This background paper makes the case that peer support programmes are a promising approach to enhance social and emotional support, assist patients in daily management and living with diabetes and promote linkages to clinical care.
It provides a brief overview of different approaches to mobilize peer support for diabetes self-management support, discusses evidence to date on the effectiveness of each of these models, highlights logistical and evaluation issues for each model and concludes with a discussion of directions for future research in this area.

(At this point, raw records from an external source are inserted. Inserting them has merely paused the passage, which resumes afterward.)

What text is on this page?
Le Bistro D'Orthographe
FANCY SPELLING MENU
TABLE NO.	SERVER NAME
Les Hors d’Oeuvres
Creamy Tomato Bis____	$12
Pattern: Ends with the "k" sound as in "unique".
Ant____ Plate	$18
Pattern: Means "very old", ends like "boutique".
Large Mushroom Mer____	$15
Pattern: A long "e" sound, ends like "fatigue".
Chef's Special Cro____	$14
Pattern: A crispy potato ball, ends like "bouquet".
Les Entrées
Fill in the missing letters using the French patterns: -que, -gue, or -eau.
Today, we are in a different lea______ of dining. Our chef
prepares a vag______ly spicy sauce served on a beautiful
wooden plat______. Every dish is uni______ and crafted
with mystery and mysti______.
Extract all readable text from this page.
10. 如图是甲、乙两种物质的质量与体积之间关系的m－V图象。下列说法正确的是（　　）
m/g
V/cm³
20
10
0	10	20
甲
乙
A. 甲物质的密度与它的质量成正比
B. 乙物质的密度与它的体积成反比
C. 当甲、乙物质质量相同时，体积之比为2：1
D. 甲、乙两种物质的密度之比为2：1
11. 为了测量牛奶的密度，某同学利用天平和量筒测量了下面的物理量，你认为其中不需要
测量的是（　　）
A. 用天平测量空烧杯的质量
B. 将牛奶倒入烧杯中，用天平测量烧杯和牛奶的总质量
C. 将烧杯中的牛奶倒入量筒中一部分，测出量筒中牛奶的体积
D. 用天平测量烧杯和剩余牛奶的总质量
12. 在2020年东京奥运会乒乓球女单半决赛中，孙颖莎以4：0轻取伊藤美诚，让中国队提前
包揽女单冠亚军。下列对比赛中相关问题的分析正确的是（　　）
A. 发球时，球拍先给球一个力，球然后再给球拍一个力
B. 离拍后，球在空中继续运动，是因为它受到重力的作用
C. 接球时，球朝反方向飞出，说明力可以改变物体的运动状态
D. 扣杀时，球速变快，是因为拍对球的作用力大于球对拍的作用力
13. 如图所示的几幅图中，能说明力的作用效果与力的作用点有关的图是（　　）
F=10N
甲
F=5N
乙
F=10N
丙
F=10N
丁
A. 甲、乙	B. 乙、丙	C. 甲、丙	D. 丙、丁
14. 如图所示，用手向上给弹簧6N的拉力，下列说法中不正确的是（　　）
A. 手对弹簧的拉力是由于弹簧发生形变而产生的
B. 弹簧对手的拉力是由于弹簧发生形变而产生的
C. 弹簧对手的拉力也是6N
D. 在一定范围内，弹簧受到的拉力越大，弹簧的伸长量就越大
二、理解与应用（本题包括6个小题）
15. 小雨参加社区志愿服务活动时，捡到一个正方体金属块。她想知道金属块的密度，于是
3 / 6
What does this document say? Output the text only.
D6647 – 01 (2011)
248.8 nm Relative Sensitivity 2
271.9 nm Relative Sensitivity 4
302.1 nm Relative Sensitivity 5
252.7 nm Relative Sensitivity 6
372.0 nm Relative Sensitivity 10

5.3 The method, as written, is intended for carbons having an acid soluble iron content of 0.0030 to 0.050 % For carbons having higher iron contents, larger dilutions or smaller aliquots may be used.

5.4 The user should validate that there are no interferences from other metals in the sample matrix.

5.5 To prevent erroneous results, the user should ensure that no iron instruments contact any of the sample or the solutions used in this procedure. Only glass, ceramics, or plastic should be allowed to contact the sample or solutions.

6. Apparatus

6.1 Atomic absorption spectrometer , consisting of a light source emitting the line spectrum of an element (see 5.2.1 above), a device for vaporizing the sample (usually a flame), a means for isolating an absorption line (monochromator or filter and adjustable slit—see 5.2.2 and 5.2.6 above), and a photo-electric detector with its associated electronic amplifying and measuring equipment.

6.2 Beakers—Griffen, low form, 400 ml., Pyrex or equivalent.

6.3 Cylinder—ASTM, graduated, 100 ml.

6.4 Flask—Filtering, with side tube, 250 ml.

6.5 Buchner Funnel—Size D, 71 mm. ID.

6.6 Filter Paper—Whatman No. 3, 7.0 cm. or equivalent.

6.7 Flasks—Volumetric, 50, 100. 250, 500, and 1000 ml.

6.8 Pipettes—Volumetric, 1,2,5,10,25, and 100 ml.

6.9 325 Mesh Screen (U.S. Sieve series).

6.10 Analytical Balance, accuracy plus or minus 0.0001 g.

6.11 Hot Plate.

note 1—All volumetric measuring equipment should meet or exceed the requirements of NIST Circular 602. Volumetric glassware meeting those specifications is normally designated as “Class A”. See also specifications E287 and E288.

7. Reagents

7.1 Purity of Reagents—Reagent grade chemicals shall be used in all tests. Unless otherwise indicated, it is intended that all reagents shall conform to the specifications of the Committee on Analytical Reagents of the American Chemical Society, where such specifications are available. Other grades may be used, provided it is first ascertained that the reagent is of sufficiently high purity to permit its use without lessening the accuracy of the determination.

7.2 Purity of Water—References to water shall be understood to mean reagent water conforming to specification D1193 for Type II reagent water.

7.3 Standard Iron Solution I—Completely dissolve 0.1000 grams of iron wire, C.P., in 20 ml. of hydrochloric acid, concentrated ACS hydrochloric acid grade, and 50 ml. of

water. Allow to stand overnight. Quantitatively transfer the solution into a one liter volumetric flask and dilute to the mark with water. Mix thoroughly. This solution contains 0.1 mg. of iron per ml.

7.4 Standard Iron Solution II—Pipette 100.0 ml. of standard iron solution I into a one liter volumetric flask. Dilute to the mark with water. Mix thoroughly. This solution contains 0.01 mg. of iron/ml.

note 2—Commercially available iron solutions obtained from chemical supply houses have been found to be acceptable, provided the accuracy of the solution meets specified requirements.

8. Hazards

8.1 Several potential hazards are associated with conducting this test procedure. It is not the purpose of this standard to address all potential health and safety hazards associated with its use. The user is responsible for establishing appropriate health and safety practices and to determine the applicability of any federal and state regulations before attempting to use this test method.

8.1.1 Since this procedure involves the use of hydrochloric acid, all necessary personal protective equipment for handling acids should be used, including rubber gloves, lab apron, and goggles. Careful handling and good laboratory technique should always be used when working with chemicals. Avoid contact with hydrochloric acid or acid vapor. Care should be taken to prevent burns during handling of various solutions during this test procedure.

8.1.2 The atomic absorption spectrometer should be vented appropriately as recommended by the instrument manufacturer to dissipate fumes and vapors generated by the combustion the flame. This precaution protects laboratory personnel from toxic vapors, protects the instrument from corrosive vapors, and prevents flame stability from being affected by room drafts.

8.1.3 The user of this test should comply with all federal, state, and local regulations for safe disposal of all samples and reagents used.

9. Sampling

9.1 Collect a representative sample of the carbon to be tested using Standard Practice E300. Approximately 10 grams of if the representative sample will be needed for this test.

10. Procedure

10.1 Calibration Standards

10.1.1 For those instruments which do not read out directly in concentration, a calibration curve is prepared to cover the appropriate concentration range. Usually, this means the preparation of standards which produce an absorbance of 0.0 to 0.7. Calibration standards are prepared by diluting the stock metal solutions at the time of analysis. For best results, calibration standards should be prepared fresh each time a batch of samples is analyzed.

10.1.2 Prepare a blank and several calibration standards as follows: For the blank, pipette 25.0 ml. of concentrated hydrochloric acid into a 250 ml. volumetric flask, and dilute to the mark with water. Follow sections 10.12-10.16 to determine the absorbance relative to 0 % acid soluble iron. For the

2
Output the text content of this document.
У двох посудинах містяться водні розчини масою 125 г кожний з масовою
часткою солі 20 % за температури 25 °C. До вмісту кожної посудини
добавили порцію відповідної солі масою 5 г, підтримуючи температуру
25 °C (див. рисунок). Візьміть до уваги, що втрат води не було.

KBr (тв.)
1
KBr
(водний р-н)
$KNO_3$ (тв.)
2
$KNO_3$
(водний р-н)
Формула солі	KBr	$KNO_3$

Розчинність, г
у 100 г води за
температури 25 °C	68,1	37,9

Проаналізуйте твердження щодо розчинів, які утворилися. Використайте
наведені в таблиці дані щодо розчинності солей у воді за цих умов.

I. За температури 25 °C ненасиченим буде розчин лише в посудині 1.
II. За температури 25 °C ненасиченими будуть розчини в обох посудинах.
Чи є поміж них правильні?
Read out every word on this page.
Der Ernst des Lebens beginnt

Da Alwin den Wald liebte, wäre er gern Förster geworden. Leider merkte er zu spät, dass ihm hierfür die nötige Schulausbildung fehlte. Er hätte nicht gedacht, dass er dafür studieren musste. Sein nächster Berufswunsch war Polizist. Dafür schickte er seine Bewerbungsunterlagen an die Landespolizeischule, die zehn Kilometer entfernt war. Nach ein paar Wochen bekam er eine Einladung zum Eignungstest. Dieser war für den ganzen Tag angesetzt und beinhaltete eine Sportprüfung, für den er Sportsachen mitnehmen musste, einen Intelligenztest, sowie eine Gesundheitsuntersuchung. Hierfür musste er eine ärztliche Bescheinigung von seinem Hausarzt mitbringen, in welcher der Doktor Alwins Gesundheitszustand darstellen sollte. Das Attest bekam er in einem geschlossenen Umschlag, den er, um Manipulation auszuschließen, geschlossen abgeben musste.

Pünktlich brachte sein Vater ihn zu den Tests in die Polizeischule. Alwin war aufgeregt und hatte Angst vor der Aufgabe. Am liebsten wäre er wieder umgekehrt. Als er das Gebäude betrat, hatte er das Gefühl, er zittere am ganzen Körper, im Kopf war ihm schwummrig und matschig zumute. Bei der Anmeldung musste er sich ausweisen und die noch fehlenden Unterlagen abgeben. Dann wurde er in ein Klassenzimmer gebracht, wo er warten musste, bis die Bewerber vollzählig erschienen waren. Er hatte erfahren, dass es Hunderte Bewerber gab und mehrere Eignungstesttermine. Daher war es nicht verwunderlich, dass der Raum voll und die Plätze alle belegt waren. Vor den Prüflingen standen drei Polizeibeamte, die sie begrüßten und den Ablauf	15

The article draws on a wide range of research to make the case that peer support models provide a potentially low-cost, flexible means to supplement formal health care support. Peer support models also potentially benefit both those ‘receiving’ the support and those ‘providing’ it.
It finds that the unifying feature of effective peer support programmes is that they seek to build on the strengths, knowledge and experience that peers can offer. Peer support interventions build on the crucial recognition that people living with chronic illnesses have a great deal to offer each other: They share knowledge and experience that others, including many health care professionals, often cannot understand. It argues that if carefully designed and implemented, peer support interventions can be a very powerful way to help patients with chronic diseases live more successfully with their conditions.
The article sets out the evidence relating to different models of peer support including
- Face-to-face group self-management programmes
- Peer coaches or mentors
- Peer community health workers
- Telephone-based peer support
- Web- and email-based peer support programmes
For each it provides a helpful summary of the evidence about how to ensure each is effective.